CANNES, France (AP) -- Getting older in Hollywood and being Hispanic there are no longer the limitations they once were, say Antonio Banderas and Salma Hayek.
After all, they wonder, when have Hispanic actors ever landed such big feline roles as the leads in the animated adventure "Puss in Boots"?
"When I started out, Hispanic roles were very limited," Hayek said Wednesday at the Cannes Film Festival, where she and Banderas joined DreamWorks Animation overseers to show off footage of "Puss in Boots," a "Shrek" spinoff coming this November. "Roles were very limited. There were one or two kinds of characters you used to do. Now we get to play the cats! It's OK to be a Hispanic, even if you are a cat."
"Cats were British, normally," Banderas added at a question-and-answer session alongside Hayek after the footage screened.
"I feel very proud, actually," Banderas said of his role in expanding the types of parts open to Hispanic performers. "I never pretended when I first went to Hollywood to be a guy from Oklahoma. I am what I am. And fortunately, the Spanish community in the United States has grown in the last 22 years that I have been there.

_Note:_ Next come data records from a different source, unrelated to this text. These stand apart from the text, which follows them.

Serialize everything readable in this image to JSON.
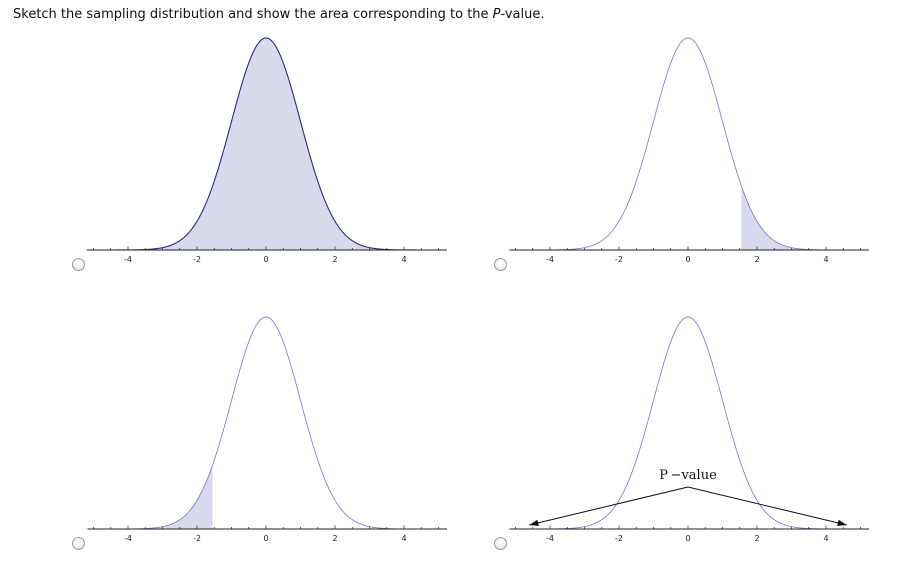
{
  "question": {
    "prefix": "Sketch the sampling distribution and show the area corresponding to the ",
    "italic": "P",
    "suffix": "-value."
  },
  "colors": {
    "curve_dark": "#2b2b84",
    "curve_light": "#7777cc",
    "fill": "#d9d9ec",
    "axis": "#222222",
    "arrow": "#111111"
  },
  "chart_data": [
    {
      "type": "area",
      "title": "",
      "distribution": "standard normal",
      "shading": "entire area under curve",
      "shade_from": -5.2,
      "shade_to": 5.2,
      "xlim": [
        -5.2,
        5.2
      ],
      "xticks": [
        -4,
        -2,
        0,
        2,
        4
      ],
      "tick_labels": [
        "-4",
        "-2",
        "0",
        "2",
        "4"
      ],
      "minor_tick_step": 0.5,
      "annotation": ""
    },
    {
      "type": "area",
      "title": "",
      "distribution": "standard normal",
      "shading": "right tail",
      "shade_from": 1.55,
      "shade_to": 5.2,
      "xlim": [
        -5.2,
        5.2
      ],
      "xticks": [
        -4,
        -2,
        0,
        2,
        4
      ],
      "tick_labels": [
        "-4",
        "-2",
        "0",
        "2",
        "4"
      ],
      "minor_tick_step": 0.5,
      "annotation": ""
    },
    {
      "type": "area",
      "title": "",
      "distribution": "standard normal",
      "shading": "left tail",
      "shade_from": -5.2,
      "shade_to": -1.55,
      "xlim": [
        -5.2,
        5.2
      ],
      "xticks": [
        -4,
        -2,
        0,
        2,
        4
      ],
      "tick_labels": [
        "-4",
        "-2",
        "0",
        "2",
        "4"
      ],
      "minor_tick_step": 0.5,
      "annotation": ""
    },
    {
      "type": "line",
      "title": "",
      "distribution": "standard normal",
      "shading": "none",
      "xlim": [
        -5.2,
        5.2
      ],
      "xticks": [
        -4,
        -2,
        0,
        2,
        4
      ],
      "tick_labels": [
        "-4",
        "-2",
        "0",
        "2",
        "4"
      ],
      "minor_tick_step": 0.5,
      "annotation": "P −value",
      "annotation_arrow_apex_x": 0,
      "annotation_arrow_targets_x": [
        -4.6,
        4.6
      ]
    }
  ],
  "options": [
    {
      "name": "option-a-radio"
    },
    {
      "name": "option-b-radio"
    },
    {
      "name": "option-c-radio"
    },
    {
      "name": "option-d-radio"
    }
  ]
}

There has been an explosion in Hollywood, which is a reflection of the society in which we live."
After the footage showed, Banderas and Hayek headed to a pier along the Mediterranean beach, where they posed for photos on a giant pair of boots bearing the movie's title.

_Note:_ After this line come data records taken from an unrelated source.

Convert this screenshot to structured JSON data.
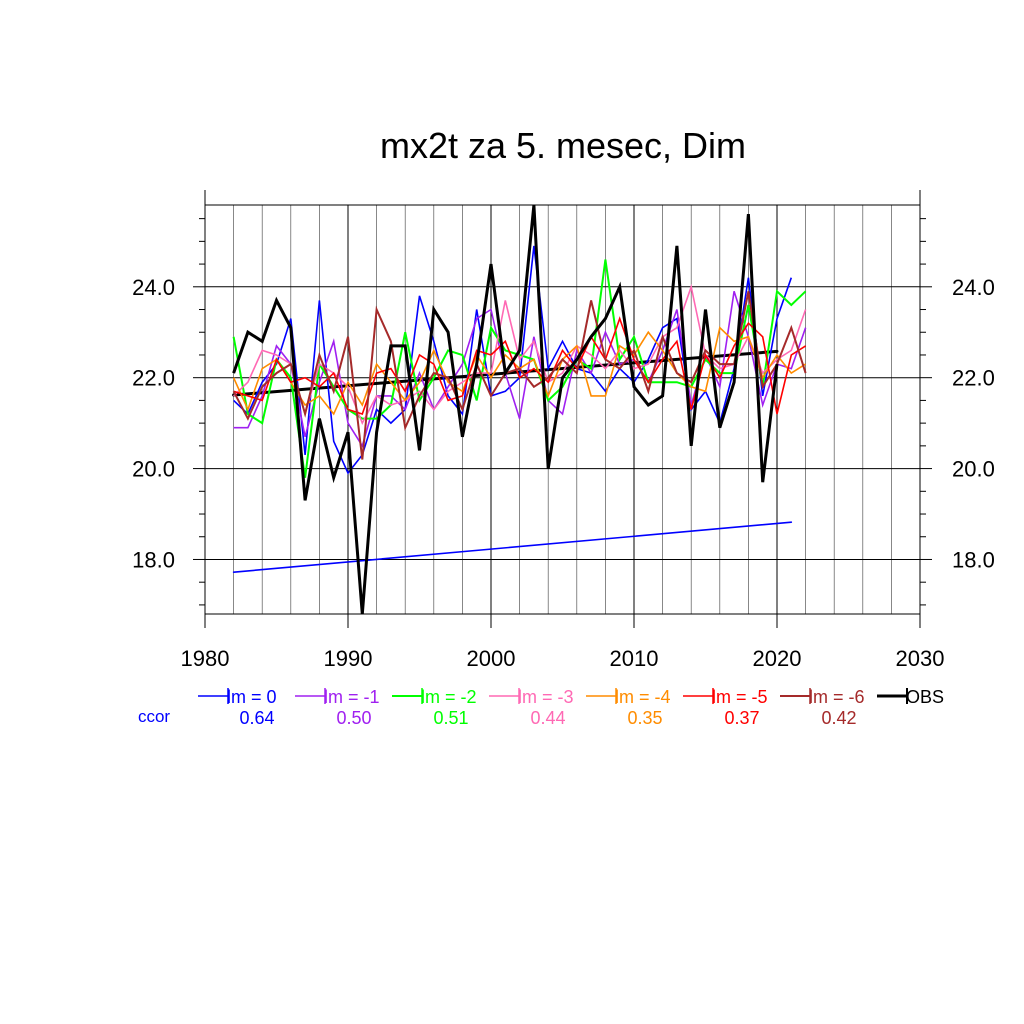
{
  "chart_data": {
    "type": "line",
    "title": "mx2t za 5. mesec, Dim",
    "xlabel": "",
    "ylabel": "",
    "xlim": [
      1980,
      2030
    ],
    "ylim": [
      16.8,
      25.8
    ],
    "x_ticks": [
      1980,
      1990,
      2000,
      2010,
      2020,
      2030
    ],
    "y_ticks": [
      18.0,
      20.0,
      22.0,
      24.0
    ],
    "y_tick_labels": [
      "18.0",
      "20.0",
      "22.0",
      "24.0"
    ],
    "grid": true,
    "legend_position": "bottom",
    "ccor_label": "ccor",
    "series": [
      {
        "name": "lm = 0",
        "color": "#0000ff",
        "ccor": "0.64",
        "width": 1.6,
        "x": [
          1982,
          1983,
          1984,
          1985,
          1986,
          1987,
          1988,
          1989,
          1990,
          1991,
          1992,
          1993,
          1994,
          1995,
          1996,
          1997,
          1998,
          1999,
          2000,
          2001,
          2002,
          2003,
          2004,
          2005,
          2006,
          2007,
          2008,
          2009,
          2010,
          2011,
          2012,
          2013,
          2014,
          2015,
          2016,
          2017,
          2018,
          2019,
          2020,
          2021
        ],
        "values": [
          21.5,
          21.2,
          21.9,
          22.3,
          23.3,
          20.3,
          23.7,
          20.6,
          19.9,
          20.3,
          21.3,
          21.0,
          21.3,
          23.8,
          22.8,
          21.6,
          21.2,
          23.5,
          21.6,
          21.7,
          22.0,
          24.9,
          22.2,
          22.8,
          22.2,
          22.1,
          21.7,
          22.2,
          21.9,
          22.4,
          23.1,
          23.3,
          21.3,
          21.7,
          21.0,
          22.2,
          24.2,
          21.6,
          23.3,
          24.2
        ]
      },
      {
        "name": "lm = -1",
        "color": "#a020f0",
        "ccor": "0.50",
        "width": 1.6,
        "x": [
          1982,
          1983,
          1984,
          1985,
          1986,
          1987,
          1988,
          1989,
          1990,
          1991,
          1992,
          1993,
          1994,
          1995,
          1996,
          1997,
          1998,
          1999,
          2000,
          2001,
          2002,
          2003,
          2004,
          2005,
          2006,
          2007,
          2008,
          2009,
          2010,
          2011,
          2012,
          2013,
          2014,
          2015,
          2016,
          2017,
          2018,
          2019,
          2020,
          2021,
          2022
        ],
        "values": [
          20.9,
          20.9,
          21.6,
          22.7,
          22.3,
          20.7,
          21.9,
          22.8,
          21.0,
          20.5,
          21.6,
          21.6,
          21.3,
          22.1,
          21.3,
          21.8,
          22.3,
          23.3,
          23.5,
          22.1,
          21.1,
          22.9,
          21.5,
          21.2,
          22.6,
          22.1,
          23.0,
          22.3,
          22.4,
          21.9,
          22.6,
          23.5,
          21.4,
          22.5,
          21.8,
          23.9,
          22.9,
          21.4,
          22.3,
          22.2,
          23.1
        ]
      },
      {
        "name": "lm = -2",
        "color": "#00ff00",
        "ccor": "0.51",
        "width": 2,
        "x": [
          1982,
          1983,
          1984,
          1985,
          1986,
          1987,
          1988,
          1989,
          1990,
          1991,
          1992,
          1993,
          1994,
          1995,
          1996,
          1997,
          1998,
          1999,
          2000,
          2001,
          2002,
          2003,
          2004,
          2005,
          2006,
          2007,
          2008,
          2009,
          2010,
          2011,
          2012,
          2013,
          2014,
          2015,
          2016,
          2017,
          2018,
          2019,
          2020,
          2021,
          2022
        ],
        "values": [
          22.9,
          21.2,
          21.0,
          22.4,
          22.0,
          19.8,
          22.3,
          21.8,
          21.3,
          21.1,
          21.1,
          21.4,
          23.0,
          21.5,
          22.0,
          22.6,
          22.5,
          21.5,
          23.1,
          22.6,
          22.5,
          22.4,
          21.5,
          21.8,
          22.4,
          22.2,
          24.6,
          22.4,
          22.9,
          21.9,
          21.9,
          21.9,
          21.8,
          22.4,
          22.1,
          22.1,
          23.6,
          21.8,
          23.9,
          23.6,
          23.9
        ]
      },
      {
        "name": "lm = -3",
        "color": "#ff69b4",
        "ccor": "0.44",
        "width": 1.6,
        "x": [
          1982,
          1983,
          1984,
          1985,
          1986,
          1987,
          1988,
          1989,
          1990,
          1991,
          1992,
          1993,
          1994,
          1995,
          1996,
          1997,
          1998,
          1999,
          2000,
          2001,
          2002,
          2003,
          2004,
          2005,
          2006,
          2007,
          2008,
          2009,
          2010,
          2011,
          2012,
          2013,
          2014,
          2015,
          2016,
          2017,
          2018,
          2019,
          2020,
          2021,
          2022
        ],
        "values": [
          21.6,
          21.9,
          22.6,
          22.5,
          22.3,
          21.2,
          22.3,
          22.1,
          21.8,
          21.0,
          21.6,
          21.4,
          21.5,
          21.7,
          21.3,
          21.7,
          21.9,
          22.1,
          22.1,
          23.7,
          22.4,
          22.8,
          21.9,
          22.1,
          22.7,
          22.5,
          22.2,
          22.6,
          22.2,
          22.3,
          22.9,
          23.1,
          24.0,
          22.5,
          22.2,
          22.3,
          22.9,
          22.1,
          22.4,
          22.6,
          23.5
        ]
      },
      {
        "name": "lm = -4",
        "color": "#ff8c00",
        "ccor": "0.35",
        "width": 1.6,
        "x": [
          1982,
          1983,
          1984,
          1985,
          1986,
          1987,
          1988,
          1989,
          1990,
          1991,
          1992,
          1993,
          1994,
          1995,
          1996,
          1997,
          1998,
          1999,
          2000,
          2001,
          2002,
          2003,
          2004,
          2005,
          2006,
          2007,
          2008,
          2009,
          2010,
          2011,
          2012,
          2013,
          2014,
          2015,
          2016,
          2017,
          2018,
          2019,
          2020,
          2021,
          2022
        ],
        "values": [
          22.0,
          21.3,
          22.2,
          22.4,
          21.9,
          21.4,
          21.6,
          21.2,
          21.9,
          21.4,
          22.3,
          21.9,
          21.5,
          21.9,
          22.6,
          21.9,
          21.7,
          22.5,
          22.0,
          22.5,
          22.2,
          22.4,
          21.6,
          22.4,
          22.7,
          21.6,
          21.6,
          22.7,
          22.5,
          23.0,
          22.6,
          22.1,
          21.8,
          21.7,
          23.1,
          22.8,
          22.9,
          22.0,
          22.5,
          22.1,
          22.3
        ]
      },
      {
        "name": "lm = -5",
        "color": "#ff0000",
        "ccor": "0.37",
        "width": 1.6,
        "x": [
          1982,
          1983,
          1984,
          1985,
          1986,
          1987,
          1988,
          1989,
          1990,
          1991,
          1992,
          1993,
          1994,
          1995,
          1996,
          1997,
          1998,
          1999,
          2000,
          2001,
          2002,
          2003,
          2004,
          2005,
          2006,
          2007,
          2008,
          2009,
          2010,
          2011,
          2012,
          2013,
          2014,
          2015,
          2016,
          2017,
          2018,
          2019,
          2020,
          2021,
          2022
        ],
        "values": [
          21.7,
          21.6,
          21.5,
          22.4,
          21.9,
          22.0,
          21.8,
          22.1,
          21.3,
          21.2,
          22.1,
          22.2,
          21.7,
          22.5,
          22.3,
          21.5,
          21.6,
          22.6,
          22.5,
          22.8,
          22.0,
          22.2,
          21.9,
          22.6,
          22.2,
          22.9,
          22.4,
          23.3,
          22.4,
          21.9,
          22.4,
          22.8,
          21.3,
          22.5,
          22.0,
          22.7,
          23.2,
          22.9,
          21.2,
          22.5,
          22.7
        ]
      },
      {
        "name": "lm = -6",
        "color": "#a52a2a",
        "ccor": "0.42",
        "width": 2,
        "x": [
          1982,
          1983,
          1984,
          1985,
          1986,
          1987,
          1988,
          1989,
          1990,
          1991,
          1992,
          1993,
          1994,
          1995,
          1996,
          1997,
          1998,
          1999,
          2000,
          2001,
          2002,
          2003,
          2004,
          2005,
          2006,
          2007,
          2008,
          2009,
          2010,
          2011,
          2012,
          2013,
          2014,
          2015,
          2016,
          2017,
          2018,
          2019,
          2020,
          2021,
          2022
        ],
        "values": [
          21.7,
          21.1,
          21.8,
          22.1,
          22.3,
          21.2,
          22.5,
          21.7,
          22.9,
          20.2,
          23.5,
          22.8,
          20.9,
          21.6,
          22.1,
          22.0,
          21.3,
          22.3,
          21.6,
          22.1,
          22.2,
          21.8,
          22.0,
          22.4,
          22.1,
          23.7,
          22.4,
          22.2,
          22.6,
          21.7,
          22.9,
          22.1,
          21.9,
          22.6,
          22.3,
          22.3,
          23.9,
          21.8,
          22.3,
          23.1,
          22.1
        ]
      },
      {
        "name": "OBS",
        "color": "#000000",
        "ccor": "",
        "width": 3,
        "x": [
          1982,
          1983,
          1984,
          1985,
          1986,
          1987,
          1988,
          1989,
          1990,
          1991,
          1992,
          1993,
          1994,
          1995,
          1996,
          1997,
          1998,
          1999,
          2000,
          2001,
          2002,
          2003,
          2004,
          2005,
          2006,
          2007,
          2008,
          2009,
          2010,
          2011,
          2012,
          2013,
          2014,
          2015,
          2016,
          2017,
          2018,
          2019,
          2020
        ],
        "values": [
          22.1,
          23.0,
          22.8,
          23.7,
          23.1,
          19.3,
          21.1,
          19.8,
          20.8,
          16.8,
          20.8,
          22.7,
          22.7,
          20.4,
          23.5,
          23.0,
          20.7,
          22.3,
          24.5,
          22.1,
          22.6,
          25.8,
          20.0,
          22.0,
          22.4,
          22.9,
          23.3,
          24.0,
          21.8,
          21.4,
          21.6,
          24.9,
          20.5,
          23.5,
          20.9,
          21.9,
          25.6,
          19.7,
          22.3
        ]
      }
    ],
    "trend_lines": [
      {
        "color": "#000000",
        "width": 3,
        "x": [
          1982,
          2020
        ],
        "values": [
          21.62,
          22.58
        ]
      },
      {
        "color": "#0000ff",
        "width": 1.6,
        "x": [
          1982,
          2021
        ],
        "values": [
          17.72,
          18.82
        ]
      }
    ]
  }
}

Banderas reprises his voice role from the last three "Shrek" films, providing the voice of Puss in Boots, the tiny cat with the big heart, big ideas and bigger ego.

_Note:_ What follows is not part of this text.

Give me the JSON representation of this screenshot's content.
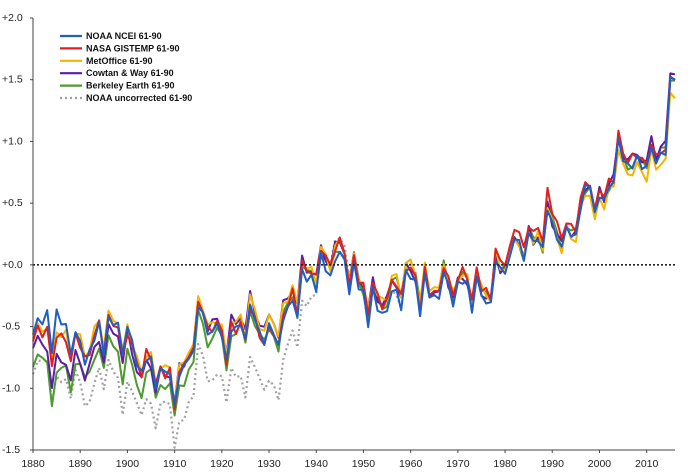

A prequel chronicling Puss' adventures before meeting ogre Shrek, the movie has the cat as an outlaw, looking to pull off a big score.
But his scheme is interrupted by another calculating cat, Kitty Softpaws (voiced by Hayek), who is in league with Puss' pal-turned-foe Humpty Dumpty (Zach Galifianakis), as they try to swipe the magic beans of the "Jack and the Beanstalk" fairy tale from beastly bandits Jack and Jill (Billy Bob Thornton and Amy Sedaris).
Age is another Hollywood barrier Banderas and Hayek feel they have skirted.
Banderas proudly called out his age, 50, while Hayek, 44, said this is the best time in her career, with four movies in the works this year and the work more enjoyable than ever.
"What makes you feel old is when you are not excited about life. You are not excited anymore about what you do, and you cannot do it as well," Hayek said. "I do feel my body beginning to — like, I need glasses now when I read my scripts. I wear them, but I'm happy to wear them and happy that I still get to read my scripts.
"So it's not been so bad. They scared me. They told me, `Forget it. At 30, it's over for you.' And it has not been the case. It feels great to age in Hollywood."